Following Ayers' talk, four big names in B2B joined in a panel to discuss "Who Controls the Future of B2B?" Are the big consortia of bricks-and-mortar companies we've heard so much about now coming out on top? Don't count on it, said at least two of the CEO panelists. "Heck, 95% of them have yet to even incorporate, let alone do anything!" said Dave Perry, CEO of Ventro. "They've just been getting all the Wall Street Journal headlines." Mark Walsh, CEO of VerticalNet, added: "Spinning out your employees and hoping they'll become 'Net-centric is not easy."

On the other hand, Walsh said that "the days of pure-play 'Net exchanges are over--that bubble's been burst. Some of the 'Net companies will soon be buying the real companies." Perry of Ventro added that, of 1000 'Net marketplace companies now competing, he's betting less than 50 will be around in 4 to 5 years. "The difficulty isn't the technology--it's the culture change," said Glen Meakem of FreeMarkets. "Yeah, and big, rustbelt companies aren't about to let tattooed, pony-tailed Netrepreneurs tell them what to do," added VerticalNet's Walsh.

Will the government be sanctioning some of the new consortia, such as the automakers' Covisint, for antitrust reasons? Yes, the panel agreed. And what of development of B2B or vertical marketplaces in Europe? Mike Long of Healtheon/WebMD said his firm will easily export their concept, and had already done so to Japan. All the others were positive, with Walsh adding: "Europe is a great pattern recognizer, and they've seen this movie." His firm is doing well in Europe, he said, with committed partners. FreeMarkets' Meakem added that Germany and the UK are well ahead of France.
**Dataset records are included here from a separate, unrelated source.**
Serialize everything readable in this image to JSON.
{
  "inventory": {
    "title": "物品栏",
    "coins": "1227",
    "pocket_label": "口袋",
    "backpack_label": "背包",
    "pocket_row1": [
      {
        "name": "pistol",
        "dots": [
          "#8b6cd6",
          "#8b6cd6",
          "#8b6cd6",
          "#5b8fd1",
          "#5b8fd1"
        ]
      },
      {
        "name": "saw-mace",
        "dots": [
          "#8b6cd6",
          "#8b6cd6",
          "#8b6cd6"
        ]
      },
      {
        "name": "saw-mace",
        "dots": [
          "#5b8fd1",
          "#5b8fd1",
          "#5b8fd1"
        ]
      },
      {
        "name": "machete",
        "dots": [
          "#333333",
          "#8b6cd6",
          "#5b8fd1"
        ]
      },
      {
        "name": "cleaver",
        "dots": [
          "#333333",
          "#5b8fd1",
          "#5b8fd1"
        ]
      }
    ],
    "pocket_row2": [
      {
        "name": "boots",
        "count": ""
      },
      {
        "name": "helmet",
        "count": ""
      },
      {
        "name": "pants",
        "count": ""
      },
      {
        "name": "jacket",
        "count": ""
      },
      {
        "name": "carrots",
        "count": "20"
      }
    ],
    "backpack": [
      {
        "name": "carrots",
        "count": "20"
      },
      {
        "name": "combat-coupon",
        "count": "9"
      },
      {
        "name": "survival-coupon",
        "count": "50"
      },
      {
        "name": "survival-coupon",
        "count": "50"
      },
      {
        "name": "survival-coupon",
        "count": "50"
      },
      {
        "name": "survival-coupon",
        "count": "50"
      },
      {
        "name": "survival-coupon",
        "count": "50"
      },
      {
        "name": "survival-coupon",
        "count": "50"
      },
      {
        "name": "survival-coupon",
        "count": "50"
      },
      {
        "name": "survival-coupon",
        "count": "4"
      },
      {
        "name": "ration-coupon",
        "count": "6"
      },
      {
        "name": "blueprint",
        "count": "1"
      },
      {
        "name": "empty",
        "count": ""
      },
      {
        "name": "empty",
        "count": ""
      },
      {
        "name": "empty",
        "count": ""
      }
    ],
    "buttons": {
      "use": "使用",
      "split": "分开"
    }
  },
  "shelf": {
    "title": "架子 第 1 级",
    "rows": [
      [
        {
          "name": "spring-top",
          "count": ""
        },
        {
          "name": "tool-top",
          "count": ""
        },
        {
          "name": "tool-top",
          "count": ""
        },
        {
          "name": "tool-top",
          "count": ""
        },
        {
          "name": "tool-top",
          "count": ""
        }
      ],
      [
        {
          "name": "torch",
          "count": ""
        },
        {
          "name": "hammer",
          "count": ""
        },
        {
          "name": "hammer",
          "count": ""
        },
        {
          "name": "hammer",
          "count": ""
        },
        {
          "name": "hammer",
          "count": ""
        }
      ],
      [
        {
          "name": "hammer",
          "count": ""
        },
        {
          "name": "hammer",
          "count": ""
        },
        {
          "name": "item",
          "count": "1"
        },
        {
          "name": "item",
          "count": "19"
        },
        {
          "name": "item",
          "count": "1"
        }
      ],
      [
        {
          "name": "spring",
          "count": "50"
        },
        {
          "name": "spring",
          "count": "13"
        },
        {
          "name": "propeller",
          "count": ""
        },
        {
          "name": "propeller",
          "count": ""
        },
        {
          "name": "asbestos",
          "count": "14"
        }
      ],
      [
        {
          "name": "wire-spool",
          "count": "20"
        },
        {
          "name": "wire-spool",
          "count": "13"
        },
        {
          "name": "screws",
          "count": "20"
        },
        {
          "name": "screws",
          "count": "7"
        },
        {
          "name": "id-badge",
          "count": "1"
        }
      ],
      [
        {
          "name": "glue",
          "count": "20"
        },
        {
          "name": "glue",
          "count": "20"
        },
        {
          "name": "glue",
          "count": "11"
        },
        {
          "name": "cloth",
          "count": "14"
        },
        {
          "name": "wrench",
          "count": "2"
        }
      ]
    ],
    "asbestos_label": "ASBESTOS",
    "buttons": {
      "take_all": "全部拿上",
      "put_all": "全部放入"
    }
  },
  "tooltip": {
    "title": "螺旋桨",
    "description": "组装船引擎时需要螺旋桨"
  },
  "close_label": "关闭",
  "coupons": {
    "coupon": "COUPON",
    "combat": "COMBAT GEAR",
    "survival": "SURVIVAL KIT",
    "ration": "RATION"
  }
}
In an interview of Keith Krach, CEO of Ariba, following the panel, Bill Gurley congratulated him on his firm's just-released quarterly results, which showed a 600%+ increase in revenues. Krach said they did it by "executing well, and so did our customers." Like Cisco, he said, who's saved hundreds of million of dollars so far, and is happy to talk about it. He and his team of seven have come quite a way since September '96, he reminisced, when they raised $6 million in two days. "We didn't even do a business plan, because we knew the VCs wouldn't believe it, anyway."

Asked his view of how 'Net markets will succeed, Krach says it won't necessarily be the big, traditional companies who will succeed. "Who are the CEOs of these consortia?" he asked. "It boils down to leadership -- committees can't run them." Also, he noted that some successful exchanges could even be non-profits, like Visa and MasterCard.

Krach said Ariba's key differences from CommerceOne are that they'll be the defacto standard platform, their significant network, and they're not in the consulting business. Recent wins including BMW, VW, and Dana Corp., he said, more than make up for losing the Covisint deal to their arch competitor, Commerce One.

The biggest limiting factor to Ariba's growth right now, said Krach, is "leadership bandwidth." So, they look real hard at the people part of acquisitions. And they just passed on a strategic acquisition because it would have "slowed them down." The major benefit the market realizes from their technology, Krach says, is reducing the average cost of an order from about $150 for buyers and $90 for suppliers, to less than $10 per order via the 'Net.